Putting the Kids on Your Accounts

On Behalf of | Apr 3, 2018 | Estate Planning |

Growing older brings with it financial challenges. Apart from the normal ones of simply “making ends meet”, come the practical ones such as: “I’m slowing down, shouldn’t I have someone on my bank account with me?” Or, “what if something happens and I’m not able to handle my own bills?” Many of my clients attempt to “solve” this concern by naming a child on a bank account with them. This is often the eldest child, or the one living closest. It is simple, common, and potentially dangerous.

Whenever clients come in with this type of arrangement, I urge them to remove the child’s name from their bank account. What most people don’t appreciate, is by putting that child’s name on the account with them, they have created joint ownership, not merely a convenient banking arrangement. Let’s say that you have three children. Your eldest, very helpful, lives nearby but is going through a nasty divorce. Your middle child is very successful, but has a poor relationship with the other children, though you are still on reasonably good terms. Your youngest is a “wonderful person” but has had trouble holding a job and has had several financial reversals. Let’s look at some of the risks of putting any of these children on your account with you.

Your eldest would be a good choice for executor or for holding a power of attorney. She have proven herself loyal and responsible. The problem is that by naming her on your bank account with you, she actually become a co-owner of your account. All the banks that I’m familiar with in our vicinity do not simply add a child to an account “for convenience”. Instead, the banks’ account contracts create a joint ownership of that account with you so that it belongs equally to them. You may say that your child is very trustworthy and would never take advantage of you. The problem for your eldest would be this would be one of her assets and may become a point of contention in her divorce.

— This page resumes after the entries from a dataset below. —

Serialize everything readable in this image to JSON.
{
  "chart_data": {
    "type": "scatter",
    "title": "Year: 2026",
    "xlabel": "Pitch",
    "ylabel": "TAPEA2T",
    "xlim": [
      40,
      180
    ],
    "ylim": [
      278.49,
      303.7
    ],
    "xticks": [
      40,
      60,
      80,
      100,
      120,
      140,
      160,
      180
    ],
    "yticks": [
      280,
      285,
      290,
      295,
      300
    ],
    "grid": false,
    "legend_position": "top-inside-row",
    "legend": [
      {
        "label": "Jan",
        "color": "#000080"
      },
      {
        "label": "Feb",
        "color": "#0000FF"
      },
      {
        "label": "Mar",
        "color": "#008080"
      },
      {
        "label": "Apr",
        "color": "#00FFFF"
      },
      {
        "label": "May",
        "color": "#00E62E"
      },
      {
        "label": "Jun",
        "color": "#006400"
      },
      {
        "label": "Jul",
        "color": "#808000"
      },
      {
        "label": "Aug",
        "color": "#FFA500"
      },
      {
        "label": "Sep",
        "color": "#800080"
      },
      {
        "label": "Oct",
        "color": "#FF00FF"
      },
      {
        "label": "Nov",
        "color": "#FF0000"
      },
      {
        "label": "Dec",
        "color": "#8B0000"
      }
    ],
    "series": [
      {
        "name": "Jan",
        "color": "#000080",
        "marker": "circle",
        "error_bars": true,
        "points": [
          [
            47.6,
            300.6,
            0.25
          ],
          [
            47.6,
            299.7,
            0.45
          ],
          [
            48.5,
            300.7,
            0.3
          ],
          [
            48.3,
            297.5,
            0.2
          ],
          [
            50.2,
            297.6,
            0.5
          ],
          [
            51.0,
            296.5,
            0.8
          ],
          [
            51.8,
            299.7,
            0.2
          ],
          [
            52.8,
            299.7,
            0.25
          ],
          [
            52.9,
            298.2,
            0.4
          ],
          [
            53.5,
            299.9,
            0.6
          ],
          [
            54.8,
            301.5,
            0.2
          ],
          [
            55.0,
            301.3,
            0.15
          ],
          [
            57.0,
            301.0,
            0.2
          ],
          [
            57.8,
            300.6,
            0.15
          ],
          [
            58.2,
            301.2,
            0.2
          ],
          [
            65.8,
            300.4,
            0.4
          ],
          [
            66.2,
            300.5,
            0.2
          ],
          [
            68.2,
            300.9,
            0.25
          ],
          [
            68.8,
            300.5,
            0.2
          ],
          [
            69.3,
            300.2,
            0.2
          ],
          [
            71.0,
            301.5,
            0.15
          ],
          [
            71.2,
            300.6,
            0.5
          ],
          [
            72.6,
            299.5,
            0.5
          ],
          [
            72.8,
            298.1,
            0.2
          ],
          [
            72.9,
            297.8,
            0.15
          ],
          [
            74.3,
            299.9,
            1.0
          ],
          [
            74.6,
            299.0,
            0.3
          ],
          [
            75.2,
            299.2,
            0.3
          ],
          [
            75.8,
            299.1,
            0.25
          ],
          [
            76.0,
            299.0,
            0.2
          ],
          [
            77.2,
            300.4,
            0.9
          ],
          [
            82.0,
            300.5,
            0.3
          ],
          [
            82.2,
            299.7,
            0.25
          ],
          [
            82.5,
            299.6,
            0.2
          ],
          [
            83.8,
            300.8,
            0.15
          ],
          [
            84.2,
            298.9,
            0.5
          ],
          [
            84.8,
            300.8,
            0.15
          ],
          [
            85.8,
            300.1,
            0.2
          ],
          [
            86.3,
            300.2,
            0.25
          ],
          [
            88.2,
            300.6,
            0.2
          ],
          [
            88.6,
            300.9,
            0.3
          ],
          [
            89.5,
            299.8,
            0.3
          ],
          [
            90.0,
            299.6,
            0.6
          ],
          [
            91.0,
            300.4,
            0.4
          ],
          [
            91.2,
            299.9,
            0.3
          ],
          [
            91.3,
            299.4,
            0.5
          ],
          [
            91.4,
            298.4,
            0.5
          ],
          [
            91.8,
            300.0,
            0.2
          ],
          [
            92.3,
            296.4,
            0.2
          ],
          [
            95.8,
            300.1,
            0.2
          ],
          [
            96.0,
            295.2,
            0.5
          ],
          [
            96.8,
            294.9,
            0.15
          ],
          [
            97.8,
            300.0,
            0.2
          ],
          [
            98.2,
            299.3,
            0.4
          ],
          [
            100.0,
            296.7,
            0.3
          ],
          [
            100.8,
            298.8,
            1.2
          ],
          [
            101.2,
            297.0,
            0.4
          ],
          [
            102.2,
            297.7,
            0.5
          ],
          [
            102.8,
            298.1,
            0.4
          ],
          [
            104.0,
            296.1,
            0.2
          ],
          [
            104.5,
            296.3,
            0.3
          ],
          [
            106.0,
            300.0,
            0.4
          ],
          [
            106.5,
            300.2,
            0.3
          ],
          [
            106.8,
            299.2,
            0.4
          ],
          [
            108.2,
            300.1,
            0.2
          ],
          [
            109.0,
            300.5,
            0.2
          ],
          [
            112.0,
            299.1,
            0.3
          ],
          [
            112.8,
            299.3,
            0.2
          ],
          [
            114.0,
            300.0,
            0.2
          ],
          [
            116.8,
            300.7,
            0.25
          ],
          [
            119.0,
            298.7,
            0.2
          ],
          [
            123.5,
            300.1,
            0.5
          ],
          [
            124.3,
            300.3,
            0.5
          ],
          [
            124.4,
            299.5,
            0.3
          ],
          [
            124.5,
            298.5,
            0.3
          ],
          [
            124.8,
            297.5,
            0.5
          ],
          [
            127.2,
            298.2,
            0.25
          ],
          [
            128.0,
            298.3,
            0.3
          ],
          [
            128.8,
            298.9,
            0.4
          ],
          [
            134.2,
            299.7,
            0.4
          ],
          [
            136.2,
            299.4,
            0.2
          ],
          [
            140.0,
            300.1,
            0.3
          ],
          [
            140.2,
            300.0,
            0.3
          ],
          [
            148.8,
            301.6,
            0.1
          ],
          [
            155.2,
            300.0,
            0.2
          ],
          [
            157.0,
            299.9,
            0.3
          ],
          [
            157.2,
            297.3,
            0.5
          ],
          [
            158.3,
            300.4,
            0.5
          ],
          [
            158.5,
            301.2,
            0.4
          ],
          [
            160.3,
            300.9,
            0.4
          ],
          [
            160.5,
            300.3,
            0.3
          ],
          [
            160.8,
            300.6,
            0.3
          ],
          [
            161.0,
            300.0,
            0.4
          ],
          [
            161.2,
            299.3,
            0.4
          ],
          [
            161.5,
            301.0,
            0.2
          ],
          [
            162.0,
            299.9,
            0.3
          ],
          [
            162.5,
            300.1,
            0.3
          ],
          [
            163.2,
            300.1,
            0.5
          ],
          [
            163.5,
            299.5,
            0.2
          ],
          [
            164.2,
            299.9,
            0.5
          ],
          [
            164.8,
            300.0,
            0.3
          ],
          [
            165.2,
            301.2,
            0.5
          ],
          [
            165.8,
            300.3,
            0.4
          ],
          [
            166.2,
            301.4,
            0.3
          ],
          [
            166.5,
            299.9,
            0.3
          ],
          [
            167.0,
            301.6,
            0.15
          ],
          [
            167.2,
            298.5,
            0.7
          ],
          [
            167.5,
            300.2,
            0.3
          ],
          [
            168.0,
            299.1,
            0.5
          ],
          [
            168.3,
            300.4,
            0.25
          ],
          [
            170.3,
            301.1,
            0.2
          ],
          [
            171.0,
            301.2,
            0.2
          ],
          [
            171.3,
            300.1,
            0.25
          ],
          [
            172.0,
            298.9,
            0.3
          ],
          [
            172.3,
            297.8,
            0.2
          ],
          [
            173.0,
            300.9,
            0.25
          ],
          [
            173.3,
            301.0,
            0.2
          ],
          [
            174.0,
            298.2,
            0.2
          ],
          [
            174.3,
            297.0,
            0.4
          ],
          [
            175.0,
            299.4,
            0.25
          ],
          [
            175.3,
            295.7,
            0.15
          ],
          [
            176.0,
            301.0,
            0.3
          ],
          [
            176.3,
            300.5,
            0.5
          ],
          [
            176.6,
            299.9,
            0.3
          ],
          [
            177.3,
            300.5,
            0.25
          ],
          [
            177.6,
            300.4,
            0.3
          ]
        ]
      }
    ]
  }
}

The unintended consequence is that you have made that account a joint asset of hers, and while you get along well with your daughter, your soon to be ex-son-in-law and his lawyer should not have an opportunity to see the money in your account as a possible target.

Your middle child has no such financial issues. However, because he has a poor relationship with his siblings, at your death you may be surprised at the outcome. You may have provided in your Will that your estate divides equally between your three children. However, what you may not realize is that your Will does not control the bank account. Instead, the bank account passes in full to your middle child as a joint owner. You may like to believe that he will share it equally and honor your wishes. However, he is under no legal compulsion to do so, and is fully entitled to keep the entire balance for himself. I have had some very unpleasant disputes among family members over the exactly this issue. There are measures that one can take in his or her Will to address this, but they are not nearly as effective as the solution I explained below.

Your youngest is really not a candidate for power of attorney many reasons. Is the responsibility with money would make him a poor choice and he should not have unrestricted access to your bank account. However, if they were named as a joint owner and he went through bankruptcy or was pursued by creditors, or got sued, your bank account would be exposed to his debts and obligations. Again, putting his name on the account is not merely a signing convenience. Instead, it creates a joint ownership and with it go all of the potential liabilities of the joint owner.

The solution is a properly drafted durable general power of attorney. The holder of the power of attorney does not own your account. Instead, you give them legal authority to use your account if you become disabled or no longer able to manage your own finances. All of the conveniences of a cosigner are obtained this way, and that child will be able to use a power of attorney to pay your bills, and your taxes, make arrangements with Social Security and do whatever else on the financial side that is necessary. However, if they go through a divorce, or face financial claims against them, go through bankruptcy, or simply don’t get along with the other family members, it will not affect your finances. Instead, at your death, the account will be controlled by your Will, will be an asset available to the executor to use to pay your bills and expenses, and then will pass to your heirs as you intend. Joint accounts are an example of home-made estate planning where the intentions are good, but the unintended effect can be a disaster.